Menurut Abyadi, program ini sangat luar biasa. Karena menurutnya, salah satu yang sulit diatasi pemerintah selama ini adalah meningkatkan kualitas pelayanan publik.
Untuk pemenuhan standar pelayanan publik saja, menurut Abyadi, masih banyak unit pelayanan publik yang belum mampu. "Bagaimana meningkatkan kualitas pelayanan publik, bila kewajiban pemenuhan standar pelayanan publik saja belum bisa dilakukan?" tegas Abyadi.
Abyadi juga mengingatkan terkait pembangunan digitalisasi pelayanan publik. Selama ini, pemerintah daerah banyak yang terjebak dalam pembangunan digitalisasi pelayanan publik.
Pembangunan digitalisasi pelayanan publik hanya berorientasi proyek.

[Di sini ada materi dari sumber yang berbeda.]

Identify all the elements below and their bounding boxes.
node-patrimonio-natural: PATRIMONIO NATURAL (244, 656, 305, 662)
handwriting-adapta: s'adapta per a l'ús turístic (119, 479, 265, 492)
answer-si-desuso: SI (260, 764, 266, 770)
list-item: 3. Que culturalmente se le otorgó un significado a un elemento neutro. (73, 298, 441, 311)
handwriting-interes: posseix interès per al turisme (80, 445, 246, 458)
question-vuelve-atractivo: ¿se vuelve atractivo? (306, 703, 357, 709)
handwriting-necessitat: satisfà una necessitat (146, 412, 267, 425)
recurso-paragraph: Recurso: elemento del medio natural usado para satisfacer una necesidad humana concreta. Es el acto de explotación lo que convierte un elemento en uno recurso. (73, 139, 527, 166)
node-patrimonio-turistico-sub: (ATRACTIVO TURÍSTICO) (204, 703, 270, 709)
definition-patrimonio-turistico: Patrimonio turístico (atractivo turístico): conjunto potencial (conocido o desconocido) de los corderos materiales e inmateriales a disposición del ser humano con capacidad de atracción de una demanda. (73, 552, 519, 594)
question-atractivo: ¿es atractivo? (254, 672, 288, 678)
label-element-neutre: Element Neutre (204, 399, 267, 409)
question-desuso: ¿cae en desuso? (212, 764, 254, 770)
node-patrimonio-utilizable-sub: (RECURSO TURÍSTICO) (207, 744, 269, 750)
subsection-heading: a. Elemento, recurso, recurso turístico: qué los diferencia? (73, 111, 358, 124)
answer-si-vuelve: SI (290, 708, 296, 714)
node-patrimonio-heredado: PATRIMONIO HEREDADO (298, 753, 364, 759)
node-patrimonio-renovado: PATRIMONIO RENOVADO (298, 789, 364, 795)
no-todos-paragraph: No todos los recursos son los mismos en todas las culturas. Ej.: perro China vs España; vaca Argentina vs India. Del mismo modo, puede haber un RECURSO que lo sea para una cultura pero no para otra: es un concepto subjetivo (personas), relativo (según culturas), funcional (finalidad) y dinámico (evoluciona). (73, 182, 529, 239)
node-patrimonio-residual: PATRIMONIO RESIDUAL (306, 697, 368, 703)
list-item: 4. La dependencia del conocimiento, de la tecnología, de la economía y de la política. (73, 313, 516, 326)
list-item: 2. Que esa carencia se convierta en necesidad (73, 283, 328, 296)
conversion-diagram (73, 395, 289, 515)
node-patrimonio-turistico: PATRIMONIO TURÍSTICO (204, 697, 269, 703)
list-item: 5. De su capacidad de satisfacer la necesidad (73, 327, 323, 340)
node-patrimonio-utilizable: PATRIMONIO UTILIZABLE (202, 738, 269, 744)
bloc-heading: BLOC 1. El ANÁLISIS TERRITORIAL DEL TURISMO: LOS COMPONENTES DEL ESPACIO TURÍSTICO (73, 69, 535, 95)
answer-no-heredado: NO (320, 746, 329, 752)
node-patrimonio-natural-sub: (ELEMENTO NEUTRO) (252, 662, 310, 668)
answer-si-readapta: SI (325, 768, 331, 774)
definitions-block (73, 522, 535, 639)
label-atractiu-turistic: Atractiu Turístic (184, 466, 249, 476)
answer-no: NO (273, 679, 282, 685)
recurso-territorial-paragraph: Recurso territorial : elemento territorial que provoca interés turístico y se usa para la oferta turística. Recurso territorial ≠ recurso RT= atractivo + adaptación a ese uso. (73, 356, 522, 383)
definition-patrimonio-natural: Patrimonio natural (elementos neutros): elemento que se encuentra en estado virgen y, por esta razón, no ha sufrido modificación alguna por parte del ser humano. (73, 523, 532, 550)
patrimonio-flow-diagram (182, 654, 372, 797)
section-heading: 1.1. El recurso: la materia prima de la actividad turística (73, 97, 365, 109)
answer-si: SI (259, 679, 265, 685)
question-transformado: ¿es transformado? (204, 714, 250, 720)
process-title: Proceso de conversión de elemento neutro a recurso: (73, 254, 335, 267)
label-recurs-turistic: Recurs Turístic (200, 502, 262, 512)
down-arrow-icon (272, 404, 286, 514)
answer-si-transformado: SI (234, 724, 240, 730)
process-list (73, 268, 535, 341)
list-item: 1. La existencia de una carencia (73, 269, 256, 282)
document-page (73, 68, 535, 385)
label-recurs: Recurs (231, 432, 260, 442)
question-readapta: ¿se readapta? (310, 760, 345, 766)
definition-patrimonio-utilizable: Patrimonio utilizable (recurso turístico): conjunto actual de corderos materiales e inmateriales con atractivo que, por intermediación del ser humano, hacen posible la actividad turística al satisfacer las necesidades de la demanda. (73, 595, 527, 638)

Artinya hanya untuk mendapatkan komisi proyek. Tapi pada faktanya, digitalisasi pelayanan publik yang dibangun dengan anggaran besar itu, tidak menjawab persoalan substansi layanan. Digitalisasi pelayanan yang dibangun, justru tidak memudahkan masyarakat mendapatkan layanan.
"Saya berharap, Pak Gubernur benar-benar selektif dalam pembangunan digitalisasi pelayanan publik ini. Pilihlah digitalisasi pelayanan publik yang betul-betul membantu rakyat," katanya.